With Scotland prices running around 30p per kg higher than NI prices for a number of weeks, the gap closed slightly last week. That was because U3 steer and heifer prices in N.I. were up 5.1per kg and 4.4p per kgs respectively. In Scotland there was just a rise of 2.6p per kg for steers and 0.7p per kg for heifers.
In Scotland, U3 steers were realising 296.2 per kg, comparied with N.I. of 274p; and 288p pe kg for Northern England.
It is thought that meat plants have been going back to producers who had cattle allocated to them but did not bring them out because of the icy conditions over the previous two weeks. This has had the effect of holding back a few cattle. There are reports of some finishers, probably those sending regular supplies, commanding much higher prices than those offically reported.
The LMC said that the exchange rate between the Euro and Sterling has an effect on prices of all types of cattle.
During the autumn, the euro peaked at a value of 89p having slumped to 81p during the summer. But in recent weeks, the euro has been in gradual decline to around 84p.
The LMC says that the value of the euro holds particular relevance to the live trade with dealers on both sides of the border taking advantage of currency shifts to procure cattle and sheep at a lower price.
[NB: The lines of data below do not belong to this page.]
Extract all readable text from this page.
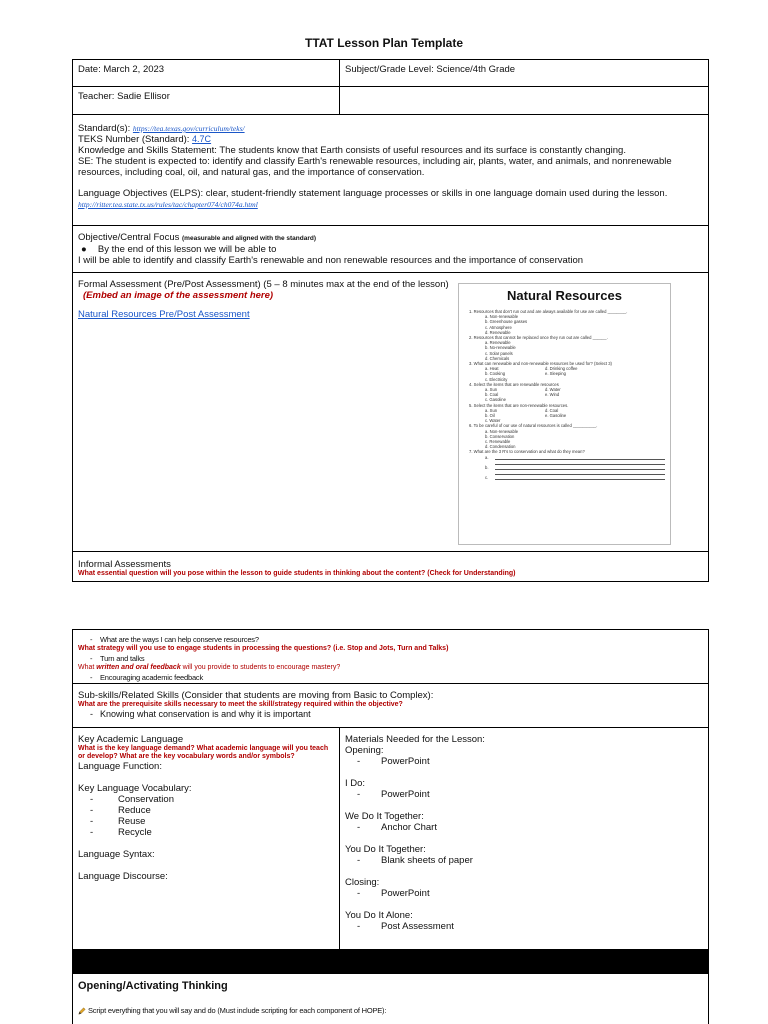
TTAT Lesson Plan Template
Date: March 2, 2023	Subject/Grade Level: Science/4th Grade
Teacher: Sadie Ellisor
Standard(s): https://tea.texas.gov/curriculum/teks/
TEKS Number (Standard): 4.7C
Knowledge and Skills Statement: The students know that Earth consists of useful resources and its surface is constantly changing.
SE: The student is expected to: identify and classify Earth's renewable resources, including air, plants, water, and animals, and nonrenewable resources, including coal, oil, and natural gas, and the importance of conservation.
Language Objectives (ELPS): clear, student-friendly statement language processes or skills in one language domain used during the lesson.
http://ritter.tea.state.tx.us/rules/tac/chapter074/ch074a.html
Objective/Central Focus (measurable and aligned with the standard)
● By the end of this lesson we will be able to
I will be able to identify and classify Earth's renewable and non renewable resources and the importance of conservation
Formal Assessment (Pre/Post Assessment) (5 – 8 minutes max at the end of the lesson)
(Embed an image of the assessment here)
Natural Resources Pre/Post Assessment
Natural Resources
1. Resources that don't run out and are always available for use are called ________.
a. Non-renewable
b. Greenhouse gasses
c. Atmosphere
d. Renewable
2. Resources that cannot be replaced once they run out are called ______.
a. Renewable
b. No-renewable
c. Solar panels
d. Chemicals
3. What can renewable and non-renewable resources be used for? (Select 3)
a. Heat	d. Drinking coffee
b. Cooking	e. Sleeping
c. Electricity
4. Select the items that are renewable resources
a. Sun	d. Water
b. Coal	e. Wind
c. Gasoline
5. Select the items that are non-renewable resources.
a. Sun	d. Coal
b. Oil	e. Gasoline
c. Water
6. To be careful of our use of natural resources is called __________.
a. Non-renewable
b. Conservation
c. Renewable
d. Condensation
7. What are the 3 R's to conservation and what do they mean?
a.
b.
c.
Informal Assessments
What essential question will you pose within the lesson to guide students in thinking about the content? (Check for Understanding)
- What are the ways I can help conserve resources?
What strategy will you use to engage students in processing the questions? (i.e. Stop and Jots, Turn and Talks)
- Turn and talks
What written and oral feedback will you provide to students to encourage mastery?
- Encouraging academic feedback
Sub-skills/Related Skills (Consider that students are moving from Basic to Complex):
What are the prerequisite skills necessary to meet the skill/strategy required within the objective?
- Knowing what conservation is and why it is important
Key Academic Language
What is the key language demand? What academic language will you teach or develop? What are the key vocabulary words and/or symbols?
Language Function:
Key Language Vocabulary:
- Conservation
- Reduce
- Reuse
- Recycle
Language Syntax:
Language Discourse:
Materials Needed for the Lesson:
Opening:
- PowerPoint
I Do:
- PowerPoint
We Do It Together:
- Anchor Chart
You Do It Together:
- Blank sheets of paper
Closing:
- PowerPoint
You Do It Alone:
- Post Assessment
Opening/Activating Thinking
Script everything that you will say and do (Must include scripting for each component of HOPE):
“Over the last two years, there has been a significant increase in the volume of ROI store cattle being shipped into Northern Ireland for finishing. This is in part of a consequence of the tightening availability of cattle on the ground in Northern Ireland. However this is a price driven trade and when the euro declines in value, the cost of buying these stores is reduced for NI buyers.
“A steady decline in the value of the euro in 2011 could lead to more of these store cattle being imported to NI.
Sheep prices are little changed or marginally down with plants paying up to 390p per kg with some plants subject to bonuses for in-spec lambs. This is as a result of better availability of lambs because of better weather conditions and improved roads.